The movie could be enough to watch as just a spectacle of self-destruction without an explanation for the character’s actions, but that would have been a little unsatisfying for me. I thought it the case though until almost the very end. Ravaged by disease the Earl goes to see a play that was written about himself. Once there he confronts the actor that’s portraying him. The actor has little time to talk and begins nervously going on about how he must have this costume “now” and get on stage “now,” and so forth.
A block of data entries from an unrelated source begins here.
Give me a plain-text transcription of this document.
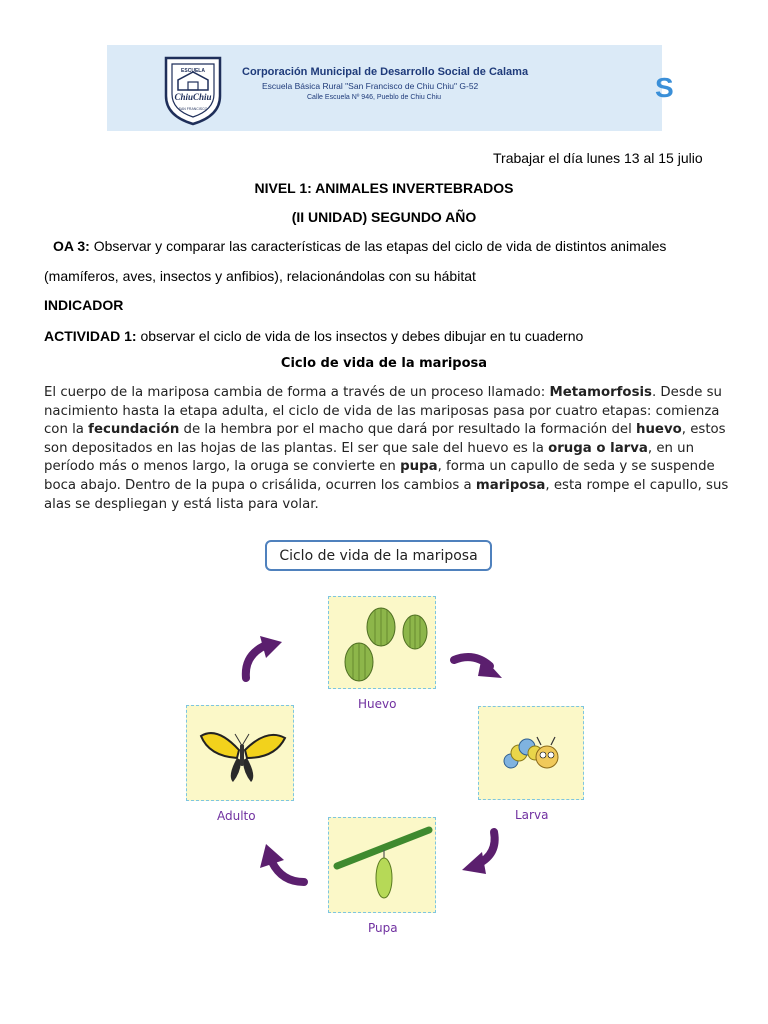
ESCUELA
ChiuChiu
SAN FRANCISCO
Corporación Municipal de Desarrollo Social de Calama
Escuela Básica Rural "San Francisco de Chiu Chiu" G-52
Calle Escuela Nº 946, Pueblo de Chiu Chiu	S
Trabajar el día lunes 13 al 15 julio
NIVEL 1: ANIMALES INVERTEBRADOS
(II UNIDAD) SEGUNDO AÑO
OA 3: Observar y comparar las características de las etapas del ciclo de vida de distintos animales
(mamíferos, aves, insectos y anfibios), relacionándolas con su hábitat
INDICADOR
ACTIVIDAD 1: observar el ciclo de vida de los insectos y debes dibujar en tu cuaderno
Ciclo de vida de la mariposa
El cuerpo de la mariposa cambia de forma a través de un proceso llamado: Metamorfosis. Desde su nacimiento hasta la etapa adulta, el ciclo de vida de las mariposas pasa por cuatro etapas: comienza con la fecundación de la hembra por el macho que dará por resultado la formación del huevo, estos son depositados en las hojas de las plantas. El ser que sale del huevo es la oruga o larva, en un período más o menos largo, la oruga se convierte en pupa, forma un capullo de seda y se suspende boca abajo. Dentro de la pupa o crisálida, ocurren los cambios a mariposa, esta rompe el capullo, sus alas se despliegan y está lista para volar.
Ciclo de vida de la mariposa
Huevo
Larva
Pupa
Adulto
The Earl then explodes with anger and chastises all actors for getting life wrong. He says something like, “life is not a series of ‘nows!’ as you people always portray it, but rather a series of ‘what fors?’ is the real experience.” It was then I learned that his motivation for being reckless was that he did not know or understand what life was. Existence was a torturous question for him.

To his credit, he ended the asking at thirty-three.

So, the man made me think of this place. I wonder how many unquiet minds there are here. How many people will spend their time in torture, quietly asking “why,” without any hope of an answer.

When I saw the trailer I thought it would be worth seeing. Its probably just not what the critics were expecting. Sometimes they kinda trash movies that break the mold of expectations like that. Because the trailer makes the movie out to be more of a swashbuckler fair that what you’re describing.